PepsiCo legt heute vor dem US-Handelsstart seine Zahlen für das zweite Quartal 2026 vor. Der Zeitpunkt ist heikel: Die Aktie hat 2026 bisher kaum Boden gutgemacht, während Coca-Cola zweistellig zulegte. Nach einer gesenkten Jahresprognose in Q1 — zu einem Zeitpunkt, als KO seine Guidance angehoben hat — steht das Management unter Druck, die Richtung zu korrigieren.
Was Analysten erwarten
Der Konsens liegt bei einem bereinigten EPS von rund 2,21 USD je Aktie, gegenüber dem Vorjahreswert von etwa 2,09 USD. Beim Umsatz rechnen Analysten mit rund 23,9 bis 24,0 Mrd. USD, nach 22,73 Mrd. USD im zweiten Quartal 2025. Das implizite EBITDA liegt laut TIKR bei etwa 4,97 bis 5,0 Mrd. USD, was einer EBITDA-Marge von rund 21 % entspricht — stabil bis leicht besser als die 20,8 % aus dem Vorjahresquartal. Für das Gesamtjahr 2026 rechnet der Konsens mit einem EPS von 8,6 bis 8,7 USD, was einem Wachstum von 5 bis 6 % gegenüber dem Vorjahr entspräche.

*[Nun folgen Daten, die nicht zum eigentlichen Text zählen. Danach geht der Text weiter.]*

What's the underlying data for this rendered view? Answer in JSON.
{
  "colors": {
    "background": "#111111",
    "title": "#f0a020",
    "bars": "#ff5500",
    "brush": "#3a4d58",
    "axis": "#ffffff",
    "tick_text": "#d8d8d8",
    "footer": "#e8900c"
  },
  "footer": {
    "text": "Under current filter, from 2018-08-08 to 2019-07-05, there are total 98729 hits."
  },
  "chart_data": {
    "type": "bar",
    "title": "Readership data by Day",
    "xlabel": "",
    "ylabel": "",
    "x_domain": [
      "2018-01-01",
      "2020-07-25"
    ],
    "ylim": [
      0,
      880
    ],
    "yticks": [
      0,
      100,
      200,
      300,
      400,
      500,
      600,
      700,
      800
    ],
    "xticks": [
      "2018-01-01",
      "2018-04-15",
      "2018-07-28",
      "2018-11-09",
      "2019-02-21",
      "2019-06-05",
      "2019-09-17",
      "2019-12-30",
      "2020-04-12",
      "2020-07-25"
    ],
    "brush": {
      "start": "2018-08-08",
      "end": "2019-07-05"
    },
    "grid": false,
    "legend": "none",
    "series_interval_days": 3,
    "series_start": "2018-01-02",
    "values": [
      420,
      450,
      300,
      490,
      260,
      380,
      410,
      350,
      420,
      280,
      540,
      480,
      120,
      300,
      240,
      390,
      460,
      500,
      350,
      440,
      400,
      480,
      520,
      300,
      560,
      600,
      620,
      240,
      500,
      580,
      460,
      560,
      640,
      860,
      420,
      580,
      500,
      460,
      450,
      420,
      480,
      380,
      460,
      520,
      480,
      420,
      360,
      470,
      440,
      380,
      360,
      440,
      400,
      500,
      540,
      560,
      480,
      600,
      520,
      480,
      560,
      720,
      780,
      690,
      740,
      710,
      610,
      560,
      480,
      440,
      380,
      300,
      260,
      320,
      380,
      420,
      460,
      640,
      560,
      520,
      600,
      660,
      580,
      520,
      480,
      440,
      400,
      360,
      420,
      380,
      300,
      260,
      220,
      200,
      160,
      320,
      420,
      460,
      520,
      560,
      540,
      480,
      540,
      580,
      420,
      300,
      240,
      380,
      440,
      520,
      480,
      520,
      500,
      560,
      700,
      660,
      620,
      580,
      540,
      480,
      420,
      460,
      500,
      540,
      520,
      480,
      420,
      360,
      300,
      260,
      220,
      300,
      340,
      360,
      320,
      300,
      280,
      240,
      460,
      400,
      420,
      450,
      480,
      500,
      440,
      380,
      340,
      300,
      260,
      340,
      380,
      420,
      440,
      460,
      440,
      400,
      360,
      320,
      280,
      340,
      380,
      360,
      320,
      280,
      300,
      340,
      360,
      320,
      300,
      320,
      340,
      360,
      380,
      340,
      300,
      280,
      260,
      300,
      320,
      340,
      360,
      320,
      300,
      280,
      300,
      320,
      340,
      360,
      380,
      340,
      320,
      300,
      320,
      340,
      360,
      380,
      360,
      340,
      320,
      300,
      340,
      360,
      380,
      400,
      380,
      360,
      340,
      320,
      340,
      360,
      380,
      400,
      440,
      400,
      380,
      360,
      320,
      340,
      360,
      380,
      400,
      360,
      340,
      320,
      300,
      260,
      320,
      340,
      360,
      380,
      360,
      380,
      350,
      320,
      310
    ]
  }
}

Das Rating-Bild ist bezeichnend für einen Titel, dem niemand so richtig traut: 8 Kaufempfehlungen, 15 Halteempfehlungen, 1 Verkauf — mit einem durchschnittlichen Kursziel von rund 167 USD. Mehrere Häuser haben ihre Ziele zuletzt gesenkt, was den vorsichtigen Ton vor den Zahlen gut zusammenfasst.
Bewertungskontext
PepsiCo kommt mit einer Marktkapitalisierung von rund 198 Mrd. USD und einem KGV von etwa 22,5 in den Berichtstag. Das liegt leicht über dem historischen Durchschnitt des Unternehmens, aber weit unter dem, was man für ein Wachstumsprofil zahlen würde — PepsiCo ist kein Wachstumswert, sondern ein defensiver Qualitätstitel mit stabilen, aber begrenzten Ertragssteigerungen. Der Kurs bewegt sich aktuell um 141 USD, was zum Konsensziel von 167 USD rund 18 % Upside lässt. Ob der Markt diesen Abstand schließt, hängt heute weniger von den reinen Zahlen ab als vom Ton des Managements.
Was Anleger beachten sollten
Drei Punkte werden den Kurs nach den Zahlen bestimmen. Erstens: Ob PepsiCo Umsatz und EPS beide über dem Konsens liefert. Ein reiner EPS-Beat bei schwachem Umsatz oder Volumenverlust würde den Markt kaum überzeugen — nach Q1 achten Analysten explizit darauf, ob das organische Wachstum durch Volumen und Mix getragen wird, nicht nur durch Preiserhöhungen.
Zweitens: Die EBITDA-Marge. Liegt der EBITDA-Print spürbar unter den erwarteten 5 Mrd. USD, bestätigt das die Skepsis der Analysten. Eine Margenkompression wäre bei einem defensiven Titel mit begrenztem Wachstumsprofil besonders schwer zu rechtfertigen.
Drittens, und das ist der entscheidende Punkt: die Guidance für das Gesamtjahr. Nach der Senkung in Q1 erwartet der Markt zumindest Stabilität — ein weiterer Cut wäre ein klares Negativsignal. Eine leichte Anhebung würde dagegen als Wendepunkt gelesen. Wer die Zahlen von Coca-Cola im Kopf hat, weiß: Der direkte Vergleich läuft heute mit.